Example 2 Preparation of goat IgG-sensitized liposome and measurement of anti-goat IgG antibody: 1-methoxy- according to the method described in Example 1 with the composition of DPPC: 1 μmol, Chol: 1 μmol, DTP-DPPE: 0.05 μmol.
A liposome encapsulating 5-methylphenazinium sulphate was prepared and suspended in 0.5 ml of HEPES buffer solution (pH 7.4) containing 0.15 M sodium chloride.

In addition, to 2.0 ml of goat IgG (2.0 mg / ml) solution dissolved in HEPES buffer containing 0.15 M sodium chloride, 7 μ of 30 mM N-
Hydroxysuccinimidyl-3- (2-pyridyldithio) propionate-ethanol solution was added and at room temperature.
Allowed to react for 30 minutes. Then, using a Sephadex G-25 column, 0.1M acetate buffer containing 0.15M sodium chloride (pH
In 4.5), dithiopyridylated goat IgG was isolated. Furthermore, 15 mg of dithiothreitol was added to 2.0 ml of the dithiopyridylated antibody solution, and the mixture was reacted at room temperature for 20 minutes. Then, using Sephadex G-25, the thiolated antibody was separated from the reaction solution with HEPES buffer (pH 7.4) containing 0.15 M sodium chloride. 0.5 ml of this thiolated antibody (1.5 mg / ml) was added to 0.5 ml of the liposome suspension prepared above, and the mixture was cooled (4-10
After reacting at 20 ° C. for 20 hours, the mixture was centrifuged at 12,000 × g for 20 minutes to remove unbound goat IgG, and further suspended in 1.0 ml of 0.1% gelatin-containing TBS (GTBS ⁻ ).

This suspension, 0.5 mM magnesium chloride and 0.15mM calcium chloride content GTBS ^- liposome dilutions were diluted 300-fold with (GTBS ⁺⁺⁾ 100μ, Morumotsuto complement (10CH ₅₀₎ 200
μ and anti-goat IgG antibody (rabbit IgG fraction) with GTBS ⁺⁺
Sample 10 with a 2-fold dilution series than that diluted 1000 times
The mixture was mixed with 0 μ and reacted at 37 ° C. for 30 minutes. Then 0.5 mM
Nitrotetrazolium blue, 1 mM NADH containing GTBS ^- 0.5
After adding 20 ml and reacting at 37 ℃ for 20 minutes, 0.2N hydrochloric acid, 0.2%
The reaction was stopped by adding 1.0 ml of Triton X-100, and the wavelength was 570n.
Absorbance was measured at m. As a result, as shown in FIG. 1, it was shown that the absorbance increased with an increase in the amount of anti-goat IgG antibody.

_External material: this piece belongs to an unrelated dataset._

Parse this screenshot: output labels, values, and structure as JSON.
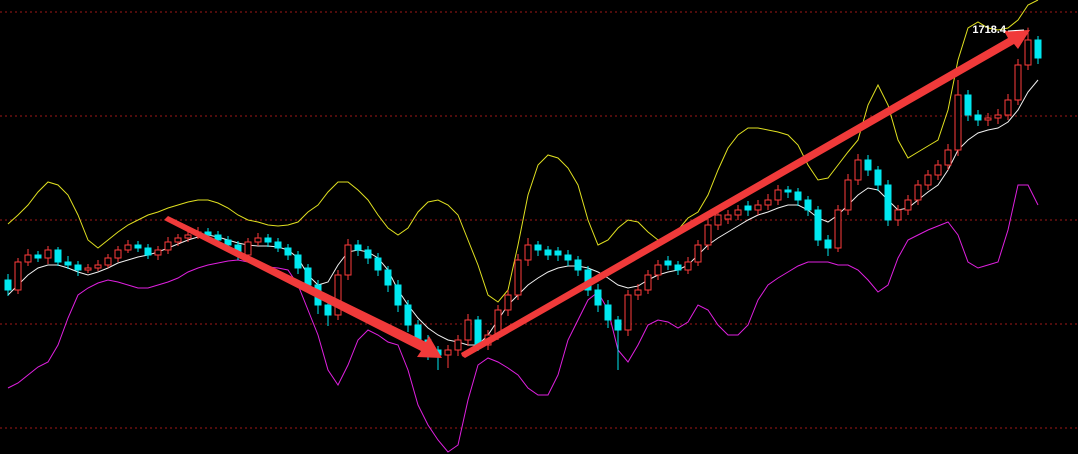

Example 3 Measurement of electronic carrier flowing out of liposome conjugated with dehydrogenase: DPPC: 1 μmol, Chol: 1 μmo by the method described in Example 1.
A 1-methoxy-5-methylphenazinium sulphate-encapsulating liposome consisting of 1 was prepared and suspended in GTBS ^- 1.0 ml.

GTBS this liposome suspension 500 times, 1000 times, 2000 times ^-
100μ each diluted with 5% Triton X-100
Or GTBS ^- and 100μ were mixed and heated for 5 minutes at 37 ° C.. This was then mixed with 0.5 mM nitrotetrazolium blue, 10 mM glucose-6-phosphate, 0.02 mM NADP and 1 mM.
After addition of 0.5 ml, 150 U / ml of glucose-6-phosphate dehydrogenase -GTBS ^{- -} EDTA containing GTBS solution 50μ was added, 37
Warmed at 20 ° C for 20 minutes. Then, 1.0 ml of 0.2N hydrochloric acid and 0.2% Triton X-100 was added to stop the reaction, and the absorbance was measured at a wavelength of 570 nm.

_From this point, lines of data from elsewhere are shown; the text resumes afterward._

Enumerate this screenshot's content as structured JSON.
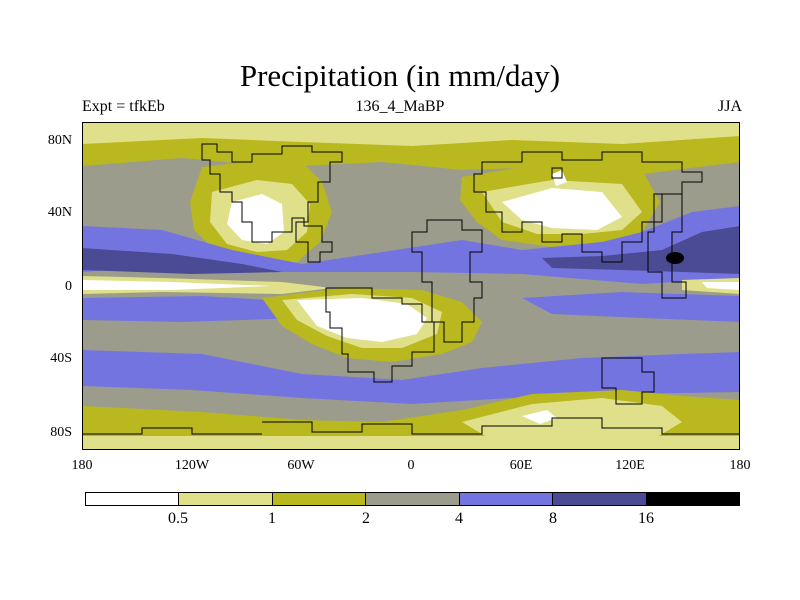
{
  "title": "Precipitation (in mm/day)",
  "subtitle_left": "Expt = tfkEb",
  "subtitle_center": "136_4_MaBP",
  "subtitle_right": "JJA",
  "y_ticks": [
    "80N",
    "40N",
    "0",
    "40S",
    "80S"
  ],
  "x_ticks": [
    "180",
    "120W",
    "60W",
    "0",
    "60E",
    "120E",
    "180"
  ],
  "colorbar": {
    "colors": [
      "#ffffff",
      "#e1e08a",
      "#b9b81f",
      "#9c9c8d",
      "#7474e0",
      "#4a4a95",
      "#000000"
    ],
    "labels": [
      "0.5",
      "1",
      "2",
      "4",
      "8",
      "16"
    ]
  },
  "map": {
    "projection": "cylindrical equidistant",
    "lon_range": [
      -180,
      180
    ],
    "lat_range": [
      -90,
      90
    ],
    "grid": false
  }
}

As a result, as shown in Table 2, dehydrogenase (glucose-6-phosphate dehydrogenase) and its substrate (glucose-
6-phosphate) and NADP by conjugating
It was shown that it is possible to measure 1-methoxy-5-methylphenazinium sulphate flowing out from the liposome.

[Effects of the Invention] According to the immunoassay method of the present invention, by using an electronic carrier as a marker to be encapsulated in liposomes,
Quantitative analysis of various antigens or antibodies in a sample can be performed by a simple and highly sensitive measurement system for measuring absorbance. Therefore, the method of the present invention is useful in the fields of medical care and clinical examination.

[Brief description of drawings]

Fig. 1 shows anti-goat IgG using goat IgG-sensitized liposomes.
It is a figure which shows the relationship between anti-goat IgG antibody and light absorbency when measuring an antibody.

Claims (1)

(57) [Claims] 1. A liposome which has been disrupted by mixing a liposome having an antigen or antibody bound to its surface and encapsulating an electron carrier involved in a redox reaction, and a sample and complement containing the antibody or antigen. A method for analyzing an antigen or antibody in a sample, which comprises measuring the amount of the electron carrier flowing out from the sample.